Special service to mark their place in history
JONATHAN GEDDES
A church service will take place this Sunday to mark an event in the Royal Burgh that changed Scottish history.
The Declaration of Rutherglen on May 29, 1679, saw around 70 Covenanters ride into the town and effectively declare themselves to be enemies of King Charles II, and opposed to interference by the Stuart kings in the affairs of the Presbyterian Church of Scotland.
Now, the Old Parish Church will host a service to commemorate the protest.
Piper David Stark will play a lament, the church’s locum minister Katie Morrison will begin the service and there will be readings from the Bible and hymns. Rutherglen man Brian Keenan is a member of the Scottish Covenanter Memorials Association and was keen to mark the occasion.
He told the Reformer: “I had been thinking about the declaration for a while, and I have always been interested in the history of the Covenanters.
“It seemed fitting to do something to commemorate this anniversary. What happened in 1679 was very important. The Covenanters rode into the area and extinguished the bonfires that had been lit to celebrate King Charles II.
“They then read a declaration which condemned the acts which made conventicles and support for the Covenant illegal, before a copy of the declaration was fixed to a marked cross. The King’s edicts were removed from the cross and burned. They were directly challenging the edicts of Charles II.”

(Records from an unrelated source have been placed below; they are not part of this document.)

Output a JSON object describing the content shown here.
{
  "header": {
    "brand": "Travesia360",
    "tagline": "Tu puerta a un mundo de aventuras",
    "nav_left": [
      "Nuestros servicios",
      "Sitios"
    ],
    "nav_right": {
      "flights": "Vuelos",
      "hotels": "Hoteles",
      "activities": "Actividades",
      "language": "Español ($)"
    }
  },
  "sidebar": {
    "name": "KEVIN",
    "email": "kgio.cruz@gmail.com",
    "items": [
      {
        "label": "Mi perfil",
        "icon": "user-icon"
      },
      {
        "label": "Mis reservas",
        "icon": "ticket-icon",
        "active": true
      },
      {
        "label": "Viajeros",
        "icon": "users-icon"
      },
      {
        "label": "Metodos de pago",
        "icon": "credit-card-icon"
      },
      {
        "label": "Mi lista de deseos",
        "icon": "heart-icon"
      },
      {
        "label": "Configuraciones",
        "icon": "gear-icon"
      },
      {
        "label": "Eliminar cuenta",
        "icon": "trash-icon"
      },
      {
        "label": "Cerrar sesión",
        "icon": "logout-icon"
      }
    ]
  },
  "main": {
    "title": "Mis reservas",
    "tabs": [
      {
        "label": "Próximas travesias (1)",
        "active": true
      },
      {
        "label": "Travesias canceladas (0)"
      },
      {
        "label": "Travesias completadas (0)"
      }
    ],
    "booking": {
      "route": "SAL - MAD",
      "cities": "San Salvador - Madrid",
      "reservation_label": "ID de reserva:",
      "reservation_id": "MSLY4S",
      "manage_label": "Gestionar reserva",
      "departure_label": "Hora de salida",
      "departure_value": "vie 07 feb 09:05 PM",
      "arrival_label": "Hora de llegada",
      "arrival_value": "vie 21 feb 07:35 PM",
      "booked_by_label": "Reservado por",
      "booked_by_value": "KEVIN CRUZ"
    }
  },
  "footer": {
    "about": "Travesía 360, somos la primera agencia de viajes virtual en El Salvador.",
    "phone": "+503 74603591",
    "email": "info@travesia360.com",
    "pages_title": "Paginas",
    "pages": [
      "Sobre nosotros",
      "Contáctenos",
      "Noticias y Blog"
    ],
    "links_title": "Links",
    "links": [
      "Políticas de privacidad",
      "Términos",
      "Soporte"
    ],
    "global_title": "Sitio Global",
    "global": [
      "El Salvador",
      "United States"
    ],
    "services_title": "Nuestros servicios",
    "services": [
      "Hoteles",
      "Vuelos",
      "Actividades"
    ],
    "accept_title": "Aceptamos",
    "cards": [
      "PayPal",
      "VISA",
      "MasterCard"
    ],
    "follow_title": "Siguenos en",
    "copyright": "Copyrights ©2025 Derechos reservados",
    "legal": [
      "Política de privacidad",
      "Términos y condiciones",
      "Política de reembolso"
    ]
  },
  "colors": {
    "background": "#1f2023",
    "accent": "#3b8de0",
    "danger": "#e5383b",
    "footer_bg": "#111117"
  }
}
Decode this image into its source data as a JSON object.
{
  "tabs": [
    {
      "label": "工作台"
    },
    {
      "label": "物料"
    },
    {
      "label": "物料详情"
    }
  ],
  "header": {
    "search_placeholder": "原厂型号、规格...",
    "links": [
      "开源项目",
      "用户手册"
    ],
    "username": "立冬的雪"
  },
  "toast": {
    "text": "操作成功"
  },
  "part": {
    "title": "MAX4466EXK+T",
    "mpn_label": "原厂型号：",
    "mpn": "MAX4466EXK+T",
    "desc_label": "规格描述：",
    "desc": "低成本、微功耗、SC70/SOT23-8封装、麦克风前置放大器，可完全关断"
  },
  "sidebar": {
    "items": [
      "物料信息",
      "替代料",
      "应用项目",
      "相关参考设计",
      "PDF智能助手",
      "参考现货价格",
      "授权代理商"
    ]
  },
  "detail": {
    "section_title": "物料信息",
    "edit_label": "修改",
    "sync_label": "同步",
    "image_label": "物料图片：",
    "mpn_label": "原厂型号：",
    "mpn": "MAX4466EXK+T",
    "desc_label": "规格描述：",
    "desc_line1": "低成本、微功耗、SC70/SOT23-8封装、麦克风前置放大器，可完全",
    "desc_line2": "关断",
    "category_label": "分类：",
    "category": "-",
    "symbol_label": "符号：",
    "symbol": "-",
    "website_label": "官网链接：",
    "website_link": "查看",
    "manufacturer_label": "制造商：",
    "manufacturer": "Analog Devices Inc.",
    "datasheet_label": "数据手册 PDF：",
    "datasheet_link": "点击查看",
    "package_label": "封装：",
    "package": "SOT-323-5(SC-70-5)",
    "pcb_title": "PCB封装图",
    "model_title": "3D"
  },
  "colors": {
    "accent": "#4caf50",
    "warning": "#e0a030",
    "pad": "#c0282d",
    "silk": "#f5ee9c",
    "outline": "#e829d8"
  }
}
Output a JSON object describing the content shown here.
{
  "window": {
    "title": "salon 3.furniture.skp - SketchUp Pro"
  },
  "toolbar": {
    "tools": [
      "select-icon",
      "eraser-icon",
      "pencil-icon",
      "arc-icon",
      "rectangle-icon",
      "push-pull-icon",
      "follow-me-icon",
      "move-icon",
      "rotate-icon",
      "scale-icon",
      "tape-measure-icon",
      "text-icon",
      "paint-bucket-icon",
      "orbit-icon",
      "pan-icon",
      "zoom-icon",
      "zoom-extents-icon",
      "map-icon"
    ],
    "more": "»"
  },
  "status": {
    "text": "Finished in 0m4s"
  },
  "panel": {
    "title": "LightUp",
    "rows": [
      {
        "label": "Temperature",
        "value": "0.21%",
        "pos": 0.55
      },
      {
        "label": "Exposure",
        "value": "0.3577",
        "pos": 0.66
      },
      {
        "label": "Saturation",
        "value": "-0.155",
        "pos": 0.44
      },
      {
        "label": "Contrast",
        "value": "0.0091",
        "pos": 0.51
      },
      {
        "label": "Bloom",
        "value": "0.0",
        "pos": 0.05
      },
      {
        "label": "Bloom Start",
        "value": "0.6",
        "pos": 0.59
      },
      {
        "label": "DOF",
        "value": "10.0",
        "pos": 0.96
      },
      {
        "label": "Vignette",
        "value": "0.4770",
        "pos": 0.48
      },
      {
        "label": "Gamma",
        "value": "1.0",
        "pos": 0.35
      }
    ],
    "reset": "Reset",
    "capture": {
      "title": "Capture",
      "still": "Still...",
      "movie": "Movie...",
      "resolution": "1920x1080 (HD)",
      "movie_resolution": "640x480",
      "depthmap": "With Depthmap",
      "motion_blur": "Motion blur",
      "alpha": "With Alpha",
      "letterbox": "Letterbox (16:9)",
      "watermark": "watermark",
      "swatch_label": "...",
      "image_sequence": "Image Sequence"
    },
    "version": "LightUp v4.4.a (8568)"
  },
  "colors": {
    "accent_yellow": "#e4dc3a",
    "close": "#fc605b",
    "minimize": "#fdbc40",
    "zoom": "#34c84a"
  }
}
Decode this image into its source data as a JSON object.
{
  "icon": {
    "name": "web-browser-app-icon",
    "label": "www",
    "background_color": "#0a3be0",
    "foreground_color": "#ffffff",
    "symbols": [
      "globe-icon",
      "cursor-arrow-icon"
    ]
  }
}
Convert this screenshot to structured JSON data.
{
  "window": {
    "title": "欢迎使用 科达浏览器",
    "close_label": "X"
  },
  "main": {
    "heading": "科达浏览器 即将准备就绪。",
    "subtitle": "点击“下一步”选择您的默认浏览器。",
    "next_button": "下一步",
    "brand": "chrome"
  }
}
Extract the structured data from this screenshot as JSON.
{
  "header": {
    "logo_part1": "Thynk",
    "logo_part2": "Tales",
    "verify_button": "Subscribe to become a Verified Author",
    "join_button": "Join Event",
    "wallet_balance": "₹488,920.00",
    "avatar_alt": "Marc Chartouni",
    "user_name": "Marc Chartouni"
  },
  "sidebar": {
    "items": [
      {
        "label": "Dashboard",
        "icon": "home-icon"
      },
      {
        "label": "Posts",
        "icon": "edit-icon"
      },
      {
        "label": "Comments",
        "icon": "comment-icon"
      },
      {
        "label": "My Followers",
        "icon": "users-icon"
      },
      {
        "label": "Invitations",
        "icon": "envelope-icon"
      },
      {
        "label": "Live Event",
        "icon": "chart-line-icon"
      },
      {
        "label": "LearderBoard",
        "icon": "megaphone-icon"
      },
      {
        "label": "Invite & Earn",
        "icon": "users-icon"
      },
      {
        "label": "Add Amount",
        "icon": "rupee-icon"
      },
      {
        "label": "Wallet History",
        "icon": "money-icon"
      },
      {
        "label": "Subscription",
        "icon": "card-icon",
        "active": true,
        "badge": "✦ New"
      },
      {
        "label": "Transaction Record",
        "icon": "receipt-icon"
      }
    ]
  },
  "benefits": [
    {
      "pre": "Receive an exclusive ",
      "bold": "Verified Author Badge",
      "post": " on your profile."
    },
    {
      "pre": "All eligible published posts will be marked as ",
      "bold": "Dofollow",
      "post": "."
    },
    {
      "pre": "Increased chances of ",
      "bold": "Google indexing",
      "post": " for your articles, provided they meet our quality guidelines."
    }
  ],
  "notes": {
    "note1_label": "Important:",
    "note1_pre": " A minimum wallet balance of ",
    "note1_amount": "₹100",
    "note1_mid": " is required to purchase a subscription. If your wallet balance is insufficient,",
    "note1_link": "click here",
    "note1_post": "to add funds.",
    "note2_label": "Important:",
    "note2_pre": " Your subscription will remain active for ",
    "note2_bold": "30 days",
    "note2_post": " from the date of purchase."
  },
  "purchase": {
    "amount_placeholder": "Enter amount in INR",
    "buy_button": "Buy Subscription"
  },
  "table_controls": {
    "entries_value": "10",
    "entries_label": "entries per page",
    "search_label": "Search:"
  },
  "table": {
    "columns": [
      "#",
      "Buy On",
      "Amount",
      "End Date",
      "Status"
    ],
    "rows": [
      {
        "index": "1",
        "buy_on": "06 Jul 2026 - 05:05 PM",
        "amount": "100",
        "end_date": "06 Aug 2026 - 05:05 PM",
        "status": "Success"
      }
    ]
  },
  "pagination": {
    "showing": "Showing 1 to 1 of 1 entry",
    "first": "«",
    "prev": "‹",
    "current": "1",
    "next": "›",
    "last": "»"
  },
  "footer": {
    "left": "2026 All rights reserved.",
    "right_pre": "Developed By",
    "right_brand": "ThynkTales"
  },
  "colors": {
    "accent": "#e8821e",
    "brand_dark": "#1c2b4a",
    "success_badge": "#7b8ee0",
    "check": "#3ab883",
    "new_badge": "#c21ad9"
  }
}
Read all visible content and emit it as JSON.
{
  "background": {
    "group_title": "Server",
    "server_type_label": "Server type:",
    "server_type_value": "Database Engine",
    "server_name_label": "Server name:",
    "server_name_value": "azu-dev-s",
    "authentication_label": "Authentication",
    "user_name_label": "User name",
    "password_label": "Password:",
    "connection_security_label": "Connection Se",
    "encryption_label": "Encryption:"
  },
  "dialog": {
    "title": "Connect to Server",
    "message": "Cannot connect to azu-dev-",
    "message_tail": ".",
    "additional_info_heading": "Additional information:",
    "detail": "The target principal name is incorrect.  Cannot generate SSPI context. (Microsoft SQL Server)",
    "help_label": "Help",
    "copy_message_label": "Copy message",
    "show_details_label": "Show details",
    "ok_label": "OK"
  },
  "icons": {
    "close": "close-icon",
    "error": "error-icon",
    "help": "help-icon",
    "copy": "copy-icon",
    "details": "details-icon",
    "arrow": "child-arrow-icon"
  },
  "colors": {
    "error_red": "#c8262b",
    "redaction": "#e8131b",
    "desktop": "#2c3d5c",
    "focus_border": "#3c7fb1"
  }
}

The dispute saw many ministers ousted from their positions, including Rutherglen man Rev John Dickson, who refused to go along with the Stuart kings’ belief in the divine right of the monarch.
This meant that they believed that they were also the spiritual heads of the church.
Rev Dickson was later captured and spent several years imprisoned on the Bass Rock.
After the Declaration, the Covenanters defeated government forces at Drumclog, but then suffered a heavy defeat a few weeks later at Bothwell Bridge.
A replica of the original Mercat Cross still sits on Rutherglen Main Street.